Fourth, think of what RAID1 is all about - protection against drive failure. Now, think about how hard your drives are working during a typical day. Failure is most likely when the drive is most busy. If each day you hot-pull that disk, not only have you just walked away from redundancy until your new replacement disk is all mirrored again, you've also just put your drives to work - HEAVY work - remirroring. Guaranteed your disks are working waaaay harder during the re-mirror process than at any other time during the day. So just when they are most likely to fail (when they are working the hardest) you have also intentionally removed the RAID protection at this same time too - that's just plain CRAZY!

Fifth, when you hot-pull a drive, it is powering off right in the middle of running - it has not been safetied, and it is MOVING (i.e. sliding out of your NAS). No matter how carefully and how smoothly you pull that drive, compared to the fine tolerances of space between the heads and the platter, you are giving it a massively rocky ride. Are you sure you aren't causing the heads to crash onto the platter while you are doing this? Where have you ever read that it is safe for the disk to hot-pull a good drive? Hot-pull is meant for drives that are already dead. Plain and simple.

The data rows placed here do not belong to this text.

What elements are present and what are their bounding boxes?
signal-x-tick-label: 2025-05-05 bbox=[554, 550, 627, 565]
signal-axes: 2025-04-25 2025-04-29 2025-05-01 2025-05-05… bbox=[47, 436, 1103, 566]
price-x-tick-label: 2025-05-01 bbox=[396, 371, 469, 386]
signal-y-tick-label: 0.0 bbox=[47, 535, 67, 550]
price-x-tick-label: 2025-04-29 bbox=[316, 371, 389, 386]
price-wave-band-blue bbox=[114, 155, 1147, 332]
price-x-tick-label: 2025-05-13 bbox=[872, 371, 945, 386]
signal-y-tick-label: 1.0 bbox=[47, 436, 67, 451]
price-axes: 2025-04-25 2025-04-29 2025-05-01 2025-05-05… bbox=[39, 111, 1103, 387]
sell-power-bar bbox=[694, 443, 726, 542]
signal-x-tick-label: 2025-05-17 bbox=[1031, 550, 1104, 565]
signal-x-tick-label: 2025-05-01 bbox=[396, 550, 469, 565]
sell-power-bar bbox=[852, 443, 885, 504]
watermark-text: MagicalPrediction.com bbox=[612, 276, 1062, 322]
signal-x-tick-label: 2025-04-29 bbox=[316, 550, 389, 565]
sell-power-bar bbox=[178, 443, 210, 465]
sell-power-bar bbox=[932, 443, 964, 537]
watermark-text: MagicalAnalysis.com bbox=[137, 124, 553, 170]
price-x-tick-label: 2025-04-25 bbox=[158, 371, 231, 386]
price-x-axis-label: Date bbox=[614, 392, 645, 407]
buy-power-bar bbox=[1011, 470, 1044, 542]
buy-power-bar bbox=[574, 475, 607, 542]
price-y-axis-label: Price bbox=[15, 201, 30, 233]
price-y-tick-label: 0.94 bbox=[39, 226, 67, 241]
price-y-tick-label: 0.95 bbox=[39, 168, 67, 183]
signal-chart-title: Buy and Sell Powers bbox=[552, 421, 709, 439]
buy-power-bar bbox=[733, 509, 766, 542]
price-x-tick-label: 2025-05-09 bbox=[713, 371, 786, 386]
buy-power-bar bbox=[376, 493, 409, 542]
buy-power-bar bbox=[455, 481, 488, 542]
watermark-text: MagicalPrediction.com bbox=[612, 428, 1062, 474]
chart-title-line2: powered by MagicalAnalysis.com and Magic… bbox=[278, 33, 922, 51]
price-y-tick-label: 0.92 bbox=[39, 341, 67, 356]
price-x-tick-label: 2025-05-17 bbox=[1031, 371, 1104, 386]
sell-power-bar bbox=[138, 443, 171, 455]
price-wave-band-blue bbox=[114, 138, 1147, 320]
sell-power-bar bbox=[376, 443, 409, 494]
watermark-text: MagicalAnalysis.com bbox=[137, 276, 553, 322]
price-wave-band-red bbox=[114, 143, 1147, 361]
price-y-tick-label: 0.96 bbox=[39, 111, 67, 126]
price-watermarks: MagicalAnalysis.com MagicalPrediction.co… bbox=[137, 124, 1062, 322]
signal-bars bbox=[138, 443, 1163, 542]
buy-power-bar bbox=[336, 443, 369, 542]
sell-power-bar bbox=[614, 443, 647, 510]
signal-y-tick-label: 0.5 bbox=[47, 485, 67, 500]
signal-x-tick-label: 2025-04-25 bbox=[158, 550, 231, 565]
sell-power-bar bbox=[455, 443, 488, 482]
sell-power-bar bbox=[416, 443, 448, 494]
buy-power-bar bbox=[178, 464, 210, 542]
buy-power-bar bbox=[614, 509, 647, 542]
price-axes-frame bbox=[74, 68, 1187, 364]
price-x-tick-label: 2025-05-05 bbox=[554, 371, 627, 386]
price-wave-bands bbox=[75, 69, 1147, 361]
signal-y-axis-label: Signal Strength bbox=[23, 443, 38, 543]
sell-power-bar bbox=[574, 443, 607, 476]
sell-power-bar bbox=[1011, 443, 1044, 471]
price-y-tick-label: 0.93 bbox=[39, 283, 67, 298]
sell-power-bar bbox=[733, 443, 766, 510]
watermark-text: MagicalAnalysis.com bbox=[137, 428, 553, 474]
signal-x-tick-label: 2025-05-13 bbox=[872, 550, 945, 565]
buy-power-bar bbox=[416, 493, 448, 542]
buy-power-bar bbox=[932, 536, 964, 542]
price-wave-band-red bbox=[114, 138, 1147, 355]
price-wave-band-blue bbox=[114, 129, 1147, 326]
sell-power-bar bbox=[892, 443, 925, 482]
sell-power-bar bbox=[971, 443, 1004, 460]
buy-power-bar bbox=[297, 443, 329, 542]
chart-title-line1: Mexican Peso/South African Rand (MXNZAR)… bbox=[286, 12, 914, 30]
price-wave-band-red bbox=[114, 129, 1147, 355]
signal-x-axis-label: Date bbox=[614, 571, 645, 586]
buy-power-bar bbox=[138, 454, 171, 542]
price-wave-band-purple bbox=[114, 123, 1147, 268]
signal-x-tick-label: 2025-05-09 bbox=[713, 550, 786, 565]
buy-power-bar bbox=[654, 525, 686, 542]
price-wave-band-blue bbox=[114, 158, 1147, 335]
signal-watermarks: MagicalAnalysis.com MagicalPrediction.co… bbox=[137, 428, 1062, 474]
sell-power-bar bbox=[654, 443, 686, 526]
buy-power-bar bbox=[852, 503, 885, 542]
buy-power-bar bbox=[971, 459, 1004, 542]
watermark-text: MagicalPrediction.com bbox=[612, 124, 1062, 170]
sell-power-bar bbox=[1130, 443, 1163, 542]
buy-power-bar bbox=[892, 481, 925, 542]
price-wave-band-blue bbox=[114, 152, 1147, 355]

Bottom line - when RAID was designed, it was never intended as a method of hot-pull-backup. For the reasons outlined above, it should never be done. Think about it this way: Backups are important. They protect your precious data. Backup solutions (such as backup software or synchronizing tools like rsync) are designed specifically for doing exactly this job - backing up your important stuff. If your data is really so important, why would you rely on a method that was never intended to even work, to protect it, when there are other, much better methods that were actually designed to do this job properly? For examply, why would you try to put new tires on your car while driving down the road, when there are perfectly good garages you could pull into, and they can do it right?

I regularly see people on many different forums complaining about trying to use RAID1-hot-pull as a backup method and they always seem to have problems - makes me shake my head in disbelief every time. They mustn't really care about their data, or they would use a proper backup method.